Wampler R K, Aboul-Hosn W, Cleary M, Saunders M
Johnson and Johnson Interventional Systems, Rancho Cordova, CA 95670.
ASAIO J. 1993 Jul-Sep;39(3):M218-23.
The first generation Hemopump is a VAD based on a catheter mounted intraarterial axial flow blood pump that is placed through the femoral artery. Blood is withdrawn from the left ventricle through a transvalvular inflow cannula and pumped into the aorta. Clinical trials have demonstrated hemodynamic efficacy, improved survival, and low hemolysis in cardiogenic shock. The incidence of non-insertion of the device and fracture of the flexible drive cable limited its utility, however. In addition, some processes used in pilot production could not be adapted to volume manufacturing. A second generation device, the Sternotomy Hemopump, has been developed for insertion through the ascending aorta. Design changes include a shortened inflow cannula, higher flow hydraulics, and a more durable flexible drive cable. In addition, more efficient manufacturing processes were implemented.
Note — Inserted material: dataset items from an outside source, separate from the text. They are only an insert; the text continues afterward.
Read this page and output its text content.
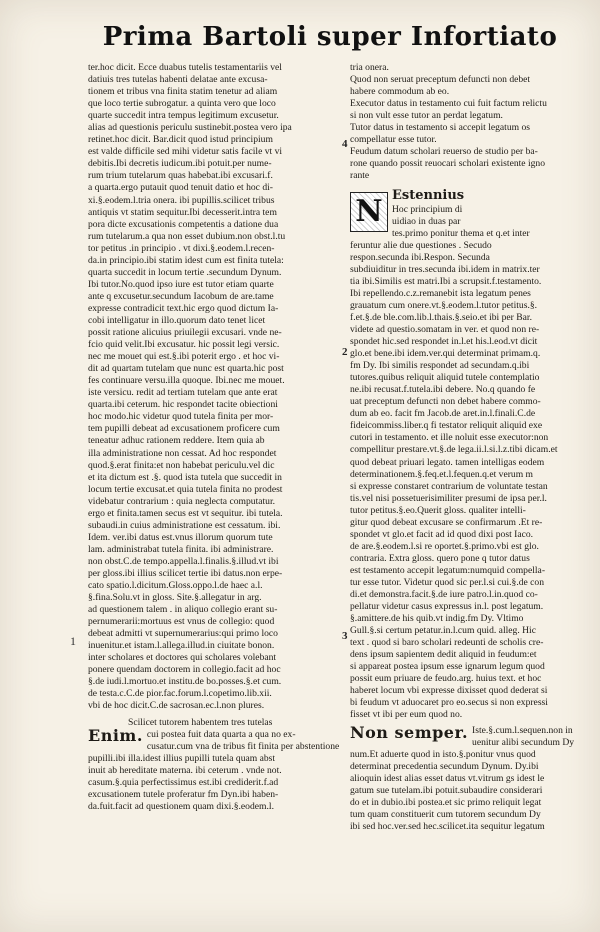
Prima Bartoli super Infortiato
ter.hoc dicit. Ecce duabus tutelis testamentariis vel
datiuis tres tutelas habenti delatae ante excusa-
tionem et tribus vna finita statim tenetur ad aliam
que loco tertie subrogatur. a quinta vero que loco
quarte succedit intra tempus legitimum excusetur.
alias ad questionis periculu sustinebit.postea vero ipa
retinet.hoc dicit. Bar.dicit quod istud principium
est valde difficile sed mihi videtur satis facile vt vi
debitis.Ibi decretis iudicum.ibi potuit.per nume-
rum trium tutelarum quas habebat.ibi excusari.f.
a quarta.ergo putauit quod tenuit datio et hoc di-
xi.§.eodem.l.tria onera. ibi pupillis.scilicet tribus
antiquis vt statim sequitur.Ibi decesserit.intra tem
pora dicte excusationis competentis a datione dua
rum tutelarum.a qua non esset dubium.non obst.l.tu
tor petitus .in principio . vt dixi.§.eodem.l.recen-
da.in principio.ibi statim idest cum est finita tutela:
quarta succedit in locum tertie .secundum Dynum.
Ibi tutor.No.quod ipso iure est tutor etiam quarte
ante q excusetur.secundum Iacobum de are.tame
expresse contradicit text.hic ergo quod dictum Ia-
cobi intelligatur in illo.quorum dato tenet licet
possit ratione alicuius priuilegii excusari. vnde ne-
fcio quid velit.Ibi excusatur. hic possit legi versic.
nec me mouet qui est.§.ibi poterit ergo . et hoc vi-
dit ad quartam tutelam que nunc est quarta.hic post
fes continuare versu.illa quoque. Ibi.nec me mouet.
iste versicu. redit ad tertiam tutelam que ante erat
quarta.ibi ceterum. hic respondet tacite obiectioni
hoc modo.hic videtur quod tutela finita per mor-
tem pupilli debeat ad excusationem proficere cum
teneatur adhuc rationem reddere. Item quia ab
illa administratione non cessat. Ad hoc respondet
quod.§.erat finita:et non habebat periculu.vel dic
et ita dictum est .§. quod ista tutela que succedit in
locum tertie excusat.et quia tutela finita no prodest
videbatur contrarium : quia neglecta computatur.
ergo et finita.tamen secus est vt sequitur. ibi tutela.
subaudi.in cuius administratione est cessatum. ibi.
Idem. ver.ibi datus est.vnus illorum quorum tute
lam. administrabat tutela finita. ibi administrare.
non obst.C.de tempo.appella.l.finalis.§.illud.vt ibi
per gloss.ibi illius scilicet tertie ibi datus.non erpe-
cato spatio.l.dicitum.Gloss.oppo.l.de haec a.l.
§.fina.Solu.vt in gloss. Site.§.allegatur in arg.
ad questionem talem . in aliquo collegio erant su-
pernumerarii:mortuus est vnus de collegio: quod
debeat admitti vt supernumerarius:qui primo loco
inuenitur.et istam.l.allega.illud.in ciuitate bonon.
inter scholares et doctores qui scholares volebant
ponere quendam doctorem in collegio.facit ad hoc
§.de iudi.l.mortuo.et institu.de bo.posses.§.et cum.
de testa.c.C.de pior.fac.forum.l.copetimo.lib.xii.
vbi de hoc dicit.C.de sacrosan.ec.l.non plures.
Scilicet tutorem habentem tres tutelas
Enim. cui postea fuit data quarta a qua no ex-
cusatur.cum vna de tribus fit finita per abstentione
pupilli.ibi illa.idest illius pupilli tutela quam abst
inuit ab hereditate materna. ibi ceterum . vnde not.
casum.§.quia perfectissimus est.ibi crediderit.f.ad
excusationem tutele proferatur fm Dyn.ibi haben-
da.fuit.facit ad questionem quam dixi.§.eodem.l.
tria onera.
Quod non seruat preceptum defuncti non debet
habere commodum ab eo.
Executor datus in testamento cui fuit factum relictu
si non vult esse tutor an perdat legatum.
Tutor datus in testamento si accepit legatum os
compellatur esse tutor.
Feudum datum scholari reuerso de studio per ba-
rone quando possit reuocari scholari existente igno
rante
N Estennius
Hoc principium di
uidiao in duas par
tes.primo ponitur thema et q.et inter
feruntur alie due questiones . Secudo
respon.secunda ibi.Respon. Secunda
subdiuiditur in tres.secunda ibi.idem in matrix.ter
tia ibi.Similis est matri.Ibi a scrupsit.f.testamento.
Ibi repellendo.c.z.remanebit ista legatum penes
grauatum cum onere.vt.§.eodem.l.tutor petitus.§.
f.et.§.de ble.com.lib.l.thais.§.seio.et ibi per Bar.
videte ad questio.somatam in ver. et quod non re-
spondet hic.sed respondet in.l.et his.l.eod.vt dicit
glo.et bene.ibi idem.ver.qui determinat primam.q.
fm Dy. Ibi similis respondet ad secundam.q.ibi
tutores.quibus reliquit aliquid tutele contemplatio
ne.ibi recusat.f.tutela.ibi debere. No.q quando fe
uat preceptum defuncti non debet habere commo-
dum ab eo. facit fm Jacob.de aret.in.l.finali.C.de
fideicommiss.liber.q fi testator reliquit aliquid exe
cutori in testamento. et ille noluit esse executor:non
compellitur prestare.vt.§.de lega.ii.l.si.l.z.tibi dicam.et
quod debeat priuari legato. tamen intelligas eodem
determinationem.§.feq.et.l.fequen.q.et verum m
si expresse constaret contrarium de voluntate testan
tis.vel nisi possetuerisimiliter presumi de ipsa per.l.
tutor petitus.§.eo.Querit gloss. qualiter intelli-
gitur quod debeat excusare se confirmarum .Et re-
spondet vt glo.et facit ad id quod dixi post Iaco.
de are.§.eodem.l.si re oportet.§.primo.vbi est glo.
contraria. Extra gloss. quero pone q tutor datus
est testamento accepit legatum:numquid compella-
tur esse tutor. Videtur quod sic per.l.si cui.§.de con
di.et demonstra.facit.§.de iure patro.l.in.quod co-
pellatur videtur casus expressus in.l. post legatum.
§.amittere.de his quib.vt indig.fm Dy. Vltimo
Gull.§.si certum petatur.in.l.cum quid. alleg. Hic
text . quod si baro scholari redeunti de scholis cre-
dens ipsum sapientem dedit aliquid in feudum:et
si appareat postea ipsum esse ignarum legum quod
possit eum priuare de feudo.arg. huius text. et hoc
haberet locum vbi expresse dixisset quod dederat si
bi feudum vt aduocaret pro eo.secus si non expressi
fisset vt ibi per eum quod no.
Non semper. Iste.§.cum.l.sequen.non in
uenitur alibi secundum Dy
num.Et aduerte quod in isto.§.ponitur vnus quod
determinat precedentia secundum Dynum. Dy.ibi
alioquin idest alias esset datus vt.vitrum gs idest le
gatum sue tutelam.ibi potuit.subaudire considerari
do et in dubio.ibi postea.et sic primo reliquit legat
tum quam constituerit cum tutorem secundum Dy
ibi sed hoc.ver.sed hec.scilicet.ita sequitur legatum
4
2
3
1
In a pulsatile mock loop the flow was 5.7 L/min at 100 mmHg. In vivo experiments of up to 2 weeks demonstrated a mean plasma free hemoglobin of 8.7 mg/dl, minimal valve injury, and an acceptable incidence of renal infarction. In vitro endurance demonstrated a 7 day reliability of 99.9% with a 95% confidence. A new clinical trial will evaluate the use of the Sternotomy Hemopump for nonoxygenator support during aorto-coronary artery bypass surgery.
第一代Hemopump是一种基于导管安装的动脉内轴流血泵的心室辅助装置,通过股动脉放置。血液通过经瓣膜流入插管从左心室抽出,然后泵入主动脉。临床试验已证明其在心源性休克中具有血流动力学疗效、提高生存率和低溶血率。然而,该装置未成功插入和柔性驱动电缆断裂的发生率限制了其应用。此外,试生产中使用的一些工艺无法适应批量生产。第二代装置,即胸骨切开术Hemopump,已开发用于通过升主动脉插入。设计改进包括缩短流入插管、更高流量的液压系统和更耐用的柔性驱动电缆。此外,还实施了更高效的制造工艺。在脉动模拟回路中,在100 mmHg时流量为5.7 L/分钟。长达2周的体内实验表明,平均血浆游离血红蛋白为8.7 mg/dl,瓣膜损伤最小,肾梗死发生率可接受。体外耐久性测试表明,在95%置信度下,7天的可靠性为99.9%。一项新的临床试验将评估胸骨切开术Hemopump在主动脉冠状动脉搭桥手术中用于非体外循环支持的情况。